NewsEye: How digitalization changes history (and maybe also historical research)

by Jani Marjanen, postdoctoral researcher at the University of Helsinki.

According to a now worn-out saying: “history is written by the winners”.

An inside historian joke modifies this trope by saying that “history is written by historians being commissioned by the winners”.

Perhaps there is some truth to both of these claims, but in this text I would like to advance a slightly different, but related, claim suggesting that changes in how we manage our historical records form structural changes that direct the way we write history. We are living through such a rupture right now with the massive digitalization projects that are being carried out all over the world (but predominantly in the rich parts of the world).

The digitized collections we now have encompass almost 50 per cent of all books published in Britain in the eighteenth century, all newspapers published in Finland before the year 1929, every single book published in Norway ever, and many other collections throughout the world. Every European country has produced digitized historical collections. On top of this, we have Google’s massive collection of millions of digitized books in the Hathi Trust. We have particularly good digital access to historical newspapers and parliament records from many countries – two collections that seem exceptionally good for long-term datasets.

~ ~ ~ ~

These projects have an effect on how history is written. Take the digitized newspapers in Finland as an example: a first batch of them was published already in 2004. If you look at any dissertation in history before 2004 that deals with the nineteenth century (from which the bulk of the newspapers come), they usually do not refer to historical newspapers (unless they are specifically about newspapers), but now, in the 2010s, any dissertation dealing with nineteenth century Finland will cite newspapers even in cases when they do not focus on newspapers. The simple reason is that a once very laborious material to use has suddenly become the best available historical source material for the period.

Any new large-scale historical dataset changes history, not because it is the winners deciding what to write history about, but because the choices of what to digitize directs research by providing materials that are, comparatively speaking, easier to use. Massive amounts of historical sources remain undigitized and they are obviously used by historians but have become more difficult to access.

This is not the first time in history such a reorganization of historical data has happened. In the late nineteenth century and the early twentieth century, we saw the establishment of national collections of books, newspapers and other archived materials. Shaping these collections, sometimes in bound series or carefully curated collections sent a signal of what was important, but also concretely made a selection of material more accessible.

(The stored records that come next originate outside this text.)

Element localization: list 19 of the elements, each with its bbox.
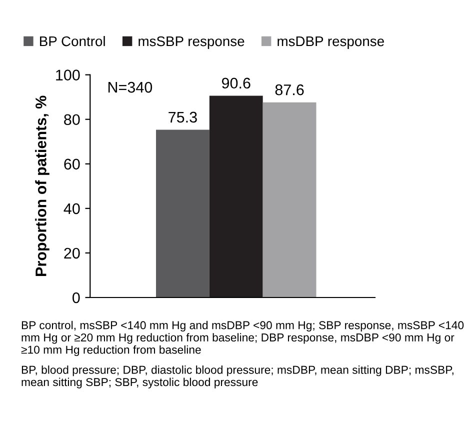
text: BP, blood pressure; DBP, diastolic blood pressure; msDBP, mean sitting DBP; msSBP, mean sitting SBP; SBP, systolic blood pressure bbox=[22, 366, 454, 388]
y-tick-label: 40 bbox=[64, 203, 80, 214]
y-tick-label: 0 bbox=[72, 292, 80, 304]
y-tick-label: 80 bbox=[64, 114, 80, 126]
y-tick-label: 100 bbox=[56, 70, 80, 80]
legend-label: msSBP response bbox=[138, 36, 244, 49]
legend-label: msDBP response bbox=[278, 36, 384, 49]
data-label: 75.3 bbox=[168, 112, 197, 123]
annotation: N=340 bbox=[108, 82, 152, 93]
y-tick-label: 60 bbox=[64, 158, 80, 170]
legend-label: BP Control bbox=[40, 36, 105, 46]
bar bbox=[209, 96, 263, 298]
bar bbox=[262, 102, 316, 298]
bar bbox=[156, 130, 210, 298]
data-label: 87.6 bbox=[275, 84, 304, 96]
y-axis-title: Proportion of patients, % bbox=[35, 96, 50, 276]
text: BP control, msSBP <140 mm Hg and msDBP <90 mm Hg; SBP response, msSBP <140 mm Hg or ≥20 mm Hg reduction from baseline; DBP response, msDBP <90 mm Hg or ≥10 mm Hg reduction from baseline bbox=[21, 320, 464, 356]
data-label: 90.6 bbox=[222, 78, 250, 89]
y-tick-label: 20 bbox=[64, 248, 80, 259]
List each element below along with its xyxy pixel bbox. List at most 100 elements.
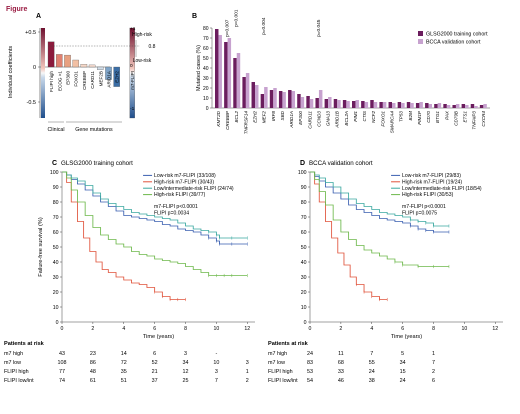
mutation-bar <box>392 103 396 108</box>
mutation-bar <box>236 53 241 108</box>
coefficient-bar <box>88 64 96 68</box>
gene-label: TP53 <box>399 111 404 122</box>
y-tick-label: 20 <box>203 86 209 92</box>
risk-table-header: Patients at risk <box>268 341 309 347</box>
y-tick-label: +0.5 <box>25 30 36 36</box>
mutation-bar <box>479 105 484 108</box>
mutation-bar <box>361 101 365 108</box>
colour-scale-bar <box>41 28 45 118</box>
x-tick-label: 12 <box>244 326 250 332</box>
category-label: EZH2 <box>115 71 120 83</box>
mutation-bar <box>300 97 305 108</box>
risk-table-value: 74 <box>59 378 65 384</box>
scale-top-label: High-risk <box>132 32 152 38</box>
mutation-bar <box>242 77 246 108</box>
scale-tick-label: 0 <box>130 63 133 69</box>
mutation-bar <box>342 100 347 108</box>
gene-label: CD79B <box>453 111 458 126</box>
mutation-bar <box>282 92 286 108</box>
mutation-bar <box>373 102 378 108</box>
mutation-bar <box>309 99 314 108</box>
y-tick-label: 20 <box>53 290 59 296</box>
gene-label: EP300 <box>298 111 303 125</box>
risk-table-row-label: m7 low <box>268 360 285 366</box>
mutation-bar <box>434 104 438 108</box>
coefficient-bar <box>56 54 63 68</box>
survival-curve <box>62 171 248 239</box>
y-tick-label: 0 <box>206 106 209 112</box>
mutation-bar <box>218 35 222 108</box>
mutation-bar <box>227 38 232 108</box>
risk-table-row-label: FLIPI high <box>268 369 293 375</box>
risk-table-value: 46 <box>338 378 344 384</box>
legend-label: BCCA validation cohort <box>426 40 481 46</box>
y-tick-label: 70 <box>301 215 307 221</box>
gene-label: NCF2 <box>371 111 376 123</box>
panel-a-coefficients: A +0.5 0 -0.5 Individual coefficients FLIPI h… <box>8 13 156 133</box>
mutation-bar <box>324 99 329 108</box>
legend-label: Low-risk m7-FLIPI (33/108) <box>154 173 216 179</box>
category-label: m7-FLIPI <box>130 71 135 90</box>
mutation-bar <box>483 104 487 108</box>
gene-label: BCL2 <box>234 111 239 123</box>
gene-label: ETS1 <box>463 111 468 123</box>
survival-curve <box>310 171 449 267</box>
mutation-bar <box>461 104 466 108</box>
y-tick-label: 0 <box>304 320 307 326</box>
risk-table-value: 83 <box>307 360 313 366</box>
risk-table-value: 33 <box>338 369 344 375</box>
panel-title: GLSG2000 training cohort <box>61 160 133 167</box>
mutation-bar <box>465 105 469 108</box>
y-tick-label: 60 <box>53 230 59 236</box>
mutation-bar <box>370 100 374 108</box>
panel-title: BCCA validation cohort <box>309 160 373 167</box>
gene-label: TNFAIP3 <box>472 111 477 130</box>
mutation-bar <box>269 90 274 108</box>
mutation-bar <box>346 101 350 108</box>
panel-label-a: A <box>36 13 41 20</box>
category-label: CARD11 <box>90 71 95 89</box>
gene-label: IRF8 <box>271 111 276 121</box>
y-tick-label: -0.5 <box>27 100 36 106</box>
mutation-bar <box>474 106 478 108</box>
y-tick-label: 0 <box>33 65 36 71</box>
gene-label: GNA13 <box>326 111 331 127</box>
gene-label: CCND3 <box>316 111 321 127</box>
risk-table-value: 10 <box>213 360 219 366</box>
y-tick-label: 50 <box>203 56 209 62</box>
risk-table-value: 21 <box>152 369 158 375</box>
mutation-bar <box>443 104 447 108</box>
x-tick-label: 0 <box>309 326 312 332</box>
p-value-annotation: p=0.004 <box>261 17 267 35</box>
risk-table-value: 77 <box>59 369 65 375</box>
coefficient-bar <box>64 54 71 68</box>
y-tick-label: 90 <box>301 185 307 191</box>
gene-label: EZH2 <box>253 111 258 123</box>
gene-label: BCL2A <box>344 111 349 126</box>
x-tick-label: 8 <box>184 326 187 332</box>
risk-table-value: 3 <box>184 351 187 357</box>
mutation-bar <box>355 100 359 108</box>
risk-table-value: 35 <box>121 369 127 375</box>
mutation-bar <box>328 97 332 108</box>
mutation-bar <box>425 103 429 108</box>
gene-label: KMT2D <box>216 110 221 126</box>
legend-swatch <box>418 39 423 44</box>
x-axis-label: Time (years) <box>143 334 174 340</box>
x-tick-label: 4 <box>370 326 373 332</box>
survival-curve <box>310 171 388 300</box>
category-label: FOXO1 <box>74 71 79 87</box>
risk-table-row-label: m7 high <box>4 351 23 357</box>
mutation-bar <box>428 104 433 108</box>
coefficient-bar <box>72 59 79 68</box>
mutation-bar <box>318 90 323 108</box>
risk-table-value: 1 <box>432 351 435 357</box>
legend-label: Low/intermediate-risk FLIPI (24/74) <box>154 186 234 192</box>
gene-label: PAX <box>444 110 449 120</box>
category-label: ECOG >1 <box>57 71 62 91</box>
x-tick-label: 2 <box>339 326 342 332</box>
risk-table-value: 34 <box>400 360 406 366</box>
risk-table-value: 37 <box>152 378 158 384</box>
mutation-bar <box>446 105 451 108</box>
gene-label: CTIS <box>362 110 367 121</box>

If you go to any European capital and visit a national library or a national archive, there is a high likelihood that the building is from the second half of the nineteenth century. This is when the organization of knowledge according to national institutions was at its strongest.

During the course of the twentieth century, organizations challenging a national portrayal of history emerged. Archives of the working class, women, ethnic minorities, sexual minorities, businesses, among other groups and stakeholders in society gained prominence.

In professional history, the period from the 1970s to the 1990s was characterized by challenging an old nationalist narrative of history, the 2000s was much about finding modes for writing transnational, global and postcolonial history.

The digitalization of historical records in the 2010s does not necessarily follow the same path, as it seems to go back to the collections established in the late nineteenth century and the early twentieth century.

Quite naturally, big digitalization projects tend to emphasize the collections that are perceived as most important or assumed to be most interesting to the public and/or are easy to digitize. These collections are very often closely related to the national collections that were started with in the nineteenth century.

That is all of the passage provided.